CVE-2010-2803

Name of the Vulnerable Software and Affected Versions drbd-kmp-default versions (affected versions not specified) Linux kernel versions prior to 2.6.27.53 Linux kernel versions 2.6.32.x prior to 2.6.32.21 Linux kernel versions 2.6.34.x prior to 2.6.34.6 Linux kernel versions 2.6.35.x prior to 2.6.35.4

Description The issue affects the confidentiality, integrity, and availability of protected information. It can be exploited locally. The drm ioctl function in the Linux kernel's Direct Rendering Manager (DRM) subsystem allows local users to obtain potentially sensitive information from kernel memory by requesting a large memory-allocation amount.

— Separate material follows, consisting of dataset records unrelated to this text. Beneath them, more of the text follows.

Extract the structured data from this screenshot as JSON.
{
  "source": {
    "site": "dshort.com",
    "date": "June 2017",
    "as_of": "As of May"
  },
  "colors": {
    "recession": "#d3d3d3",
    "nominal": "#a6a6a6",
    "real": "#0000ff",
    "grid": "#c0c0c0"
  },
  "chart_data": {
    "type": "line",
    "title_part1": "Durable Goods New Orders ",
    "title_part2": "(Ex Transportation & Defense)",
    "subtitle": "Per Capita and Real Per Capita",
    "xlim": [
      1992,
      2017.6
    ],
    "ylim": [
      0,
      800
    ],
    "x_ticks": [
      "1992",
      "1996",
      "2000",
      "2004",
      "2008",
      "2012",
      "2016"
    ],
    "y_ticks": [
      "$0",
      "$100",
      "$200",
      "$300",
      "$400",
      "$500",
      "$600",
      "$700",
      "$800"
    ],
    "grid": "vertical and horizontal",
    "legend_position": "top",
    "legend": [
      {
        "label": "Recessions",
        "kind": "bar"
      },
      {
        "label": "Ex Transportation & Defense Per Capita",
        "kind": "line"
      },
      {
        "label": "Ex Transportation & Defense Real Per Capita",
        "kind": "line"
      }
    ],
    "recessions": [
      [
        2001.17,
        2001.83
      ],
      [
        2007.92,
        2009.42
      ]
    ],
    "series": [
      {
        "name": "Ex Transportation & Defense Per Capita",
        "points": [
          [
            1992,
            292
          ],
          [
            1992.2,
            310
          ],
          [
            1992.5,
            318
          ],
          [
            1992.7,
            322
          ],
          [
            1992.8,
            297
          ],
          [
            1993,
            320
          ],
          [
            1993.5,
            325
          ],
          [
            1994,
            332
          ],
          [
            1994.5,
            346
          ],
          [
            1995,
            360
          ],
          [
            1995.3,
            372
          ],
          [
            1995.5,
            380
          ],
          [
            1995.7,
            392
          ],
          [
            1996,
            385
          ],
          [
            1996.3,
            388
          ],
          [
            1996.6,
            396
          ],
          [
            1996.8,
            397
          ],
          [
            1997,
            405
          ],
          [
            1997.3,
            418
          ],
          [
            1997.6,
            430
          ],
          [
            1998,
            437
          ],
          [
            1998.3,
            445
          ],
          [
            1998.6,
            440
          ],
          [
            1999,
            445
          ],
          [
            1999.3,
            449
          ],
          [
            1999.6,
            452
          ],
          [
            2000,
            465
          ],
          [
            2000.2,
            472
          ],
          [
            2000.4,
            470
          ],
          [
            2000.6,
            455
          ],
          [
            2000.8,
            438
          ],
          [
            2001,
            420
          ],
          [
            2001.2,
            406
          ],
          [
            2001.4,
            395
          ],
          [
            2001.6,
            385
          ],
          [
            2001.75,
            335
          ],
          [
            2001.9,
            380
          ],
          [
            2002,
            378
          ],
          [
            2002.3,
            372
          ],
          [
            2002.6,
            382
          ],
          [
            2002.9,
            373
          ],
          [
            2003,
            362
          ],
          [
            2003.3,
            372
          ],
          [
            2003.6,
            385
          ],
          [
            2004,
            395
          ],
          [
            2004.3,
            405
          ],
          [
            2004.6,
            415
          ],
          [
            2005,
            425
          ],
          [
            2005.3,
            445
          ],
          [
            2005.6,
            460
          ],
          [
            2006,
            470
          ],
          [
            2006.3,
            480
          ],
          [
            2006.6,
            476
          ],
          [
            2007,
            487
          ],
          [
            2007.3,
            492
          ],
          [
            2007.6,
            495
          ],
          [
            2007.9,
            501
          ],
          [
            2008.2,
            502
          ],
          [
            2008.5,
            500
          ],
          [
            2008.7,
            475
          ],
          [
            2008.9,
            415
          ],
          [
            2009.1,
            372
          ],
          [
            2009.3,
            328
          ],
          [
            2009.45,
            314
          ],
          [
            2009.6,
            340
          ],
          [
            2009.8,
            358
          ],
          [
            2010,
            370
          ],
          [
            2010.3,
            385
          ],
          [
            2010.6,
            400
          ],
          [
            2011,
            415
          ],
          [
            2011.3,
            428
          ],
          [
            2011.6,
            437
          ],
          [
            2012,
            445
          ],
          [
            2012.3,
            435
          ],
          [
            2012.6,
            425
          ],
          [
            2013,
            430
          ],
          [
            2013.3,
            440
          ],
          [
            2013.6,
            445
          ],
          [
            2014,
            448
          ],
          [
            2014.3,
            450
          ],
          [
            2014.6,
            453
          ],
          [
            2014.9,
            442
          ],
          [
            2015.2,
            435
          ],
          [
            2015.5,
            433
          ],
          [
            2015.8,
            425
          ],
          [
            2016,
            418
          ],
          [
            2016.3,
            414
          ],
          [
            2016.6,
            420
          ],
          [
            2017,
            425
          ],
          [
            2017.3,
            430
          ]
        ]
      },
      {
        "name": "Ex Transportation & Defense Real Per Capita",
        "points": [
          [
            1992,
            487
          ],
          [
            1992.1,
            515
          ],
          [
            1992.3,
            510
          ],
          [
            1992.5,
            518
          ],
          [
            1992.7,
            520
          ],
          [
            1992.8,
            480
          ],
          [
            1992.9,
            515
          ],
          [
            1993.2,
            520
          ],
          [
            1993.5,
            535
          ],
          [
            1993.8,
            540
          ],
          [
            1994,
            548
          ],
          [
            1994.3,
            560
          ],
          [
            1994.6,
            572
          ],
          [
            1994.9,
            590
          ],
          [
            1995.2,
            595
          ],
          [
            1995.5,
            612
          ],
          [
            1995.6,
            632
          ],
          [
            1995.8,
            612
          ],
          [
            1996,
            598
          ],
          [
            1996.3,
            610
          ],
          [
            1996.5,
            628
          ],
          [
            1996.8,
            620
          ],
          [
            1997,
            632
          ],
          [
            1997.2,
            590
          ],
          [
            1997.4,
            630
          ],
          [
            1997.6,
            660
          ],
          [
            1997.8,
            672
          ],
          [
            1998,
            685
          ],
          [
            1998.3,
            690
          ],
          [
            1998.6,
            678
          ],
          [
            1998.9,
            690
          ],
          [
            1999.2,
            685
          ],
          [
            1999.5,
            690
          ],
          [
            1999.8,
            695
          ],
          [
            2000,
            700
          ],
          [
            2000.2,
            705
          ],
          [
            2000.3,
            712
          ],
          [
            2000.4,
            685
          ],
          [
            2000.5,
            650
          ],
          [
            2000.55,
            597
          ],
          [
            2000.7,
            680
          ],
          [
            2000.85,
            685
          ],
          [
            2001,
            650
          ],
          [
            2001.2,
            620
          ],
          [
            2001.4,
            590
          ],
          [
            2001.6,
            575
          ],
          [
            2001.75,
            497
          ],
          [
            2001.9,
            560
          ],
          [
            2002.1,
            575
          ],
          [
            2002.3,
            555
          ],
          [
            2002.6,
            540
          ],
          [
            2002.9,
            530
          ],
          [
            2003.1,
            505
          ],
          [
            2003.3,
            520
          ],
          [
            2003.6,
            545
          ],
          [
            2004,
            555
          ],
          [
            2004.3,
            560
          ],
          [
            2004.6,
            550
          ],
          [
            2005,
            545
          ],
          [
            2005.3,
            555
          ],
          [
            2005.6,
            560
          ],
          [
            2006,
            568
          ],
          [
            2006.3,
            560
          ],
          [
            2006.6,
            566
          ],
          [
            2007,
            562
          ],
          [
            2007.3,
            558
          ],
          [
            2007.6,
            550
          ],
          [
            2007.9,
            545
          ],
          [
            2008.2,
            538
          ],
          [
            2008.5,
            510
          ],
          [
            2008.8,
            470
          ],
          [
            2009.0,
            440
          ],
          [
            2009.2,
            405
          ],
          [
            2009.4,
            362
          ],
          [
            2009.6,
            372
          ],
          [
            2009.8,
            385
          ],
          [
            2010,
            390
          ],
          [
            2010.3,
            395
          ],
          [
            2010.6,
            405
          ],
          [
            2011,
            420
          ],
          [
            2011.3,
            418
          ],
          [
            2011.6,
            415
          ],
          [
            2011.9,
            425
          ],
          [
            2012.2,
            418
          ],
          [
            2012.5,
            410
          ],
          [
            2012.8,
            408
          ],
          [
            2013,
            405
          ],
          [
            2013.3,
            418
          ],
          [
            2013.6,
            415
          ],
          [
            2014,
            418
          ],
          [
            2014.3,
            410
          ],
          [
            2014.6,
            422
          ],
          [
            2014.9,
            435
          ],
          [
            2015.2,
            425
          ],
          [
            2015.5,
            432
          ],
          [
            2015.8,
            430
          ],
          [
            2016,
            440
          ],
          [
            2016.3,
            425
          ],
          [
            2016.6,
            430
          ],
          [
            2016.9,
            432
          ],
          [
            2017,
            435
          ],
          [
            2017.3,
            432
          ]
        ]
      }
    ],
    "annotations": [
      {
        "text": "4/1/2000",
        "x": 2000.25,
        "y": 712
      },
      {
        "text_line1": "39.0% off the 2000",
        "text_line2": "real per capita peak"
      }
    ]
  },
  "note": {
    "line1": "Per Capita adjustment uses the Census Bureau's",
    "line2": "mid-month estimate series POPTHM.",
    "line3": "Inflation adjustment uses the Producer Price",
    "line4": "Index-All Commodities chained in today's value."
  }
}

Recommendations For Linux kernel versions prior to 2.6.27.53, update to version 2.6.27.53 or later. For Linux kernel versions 2.6.32.x prior to 2.6.32.21, update to version 2.6.32.21 or later. For Linux kernel versions 2.6.34.x prior to 2.6.34.6, update to version 2.6.34.6 or later. For Linux kernel versions 2.6.35.x prior to 2.6.35.4, update to version 2.6.35.4 or later. As a temporary workaround for the drm ioctl function issue, consider restricting local access to the Direct Rendering Manager (DRM) subsystem until a patch is available.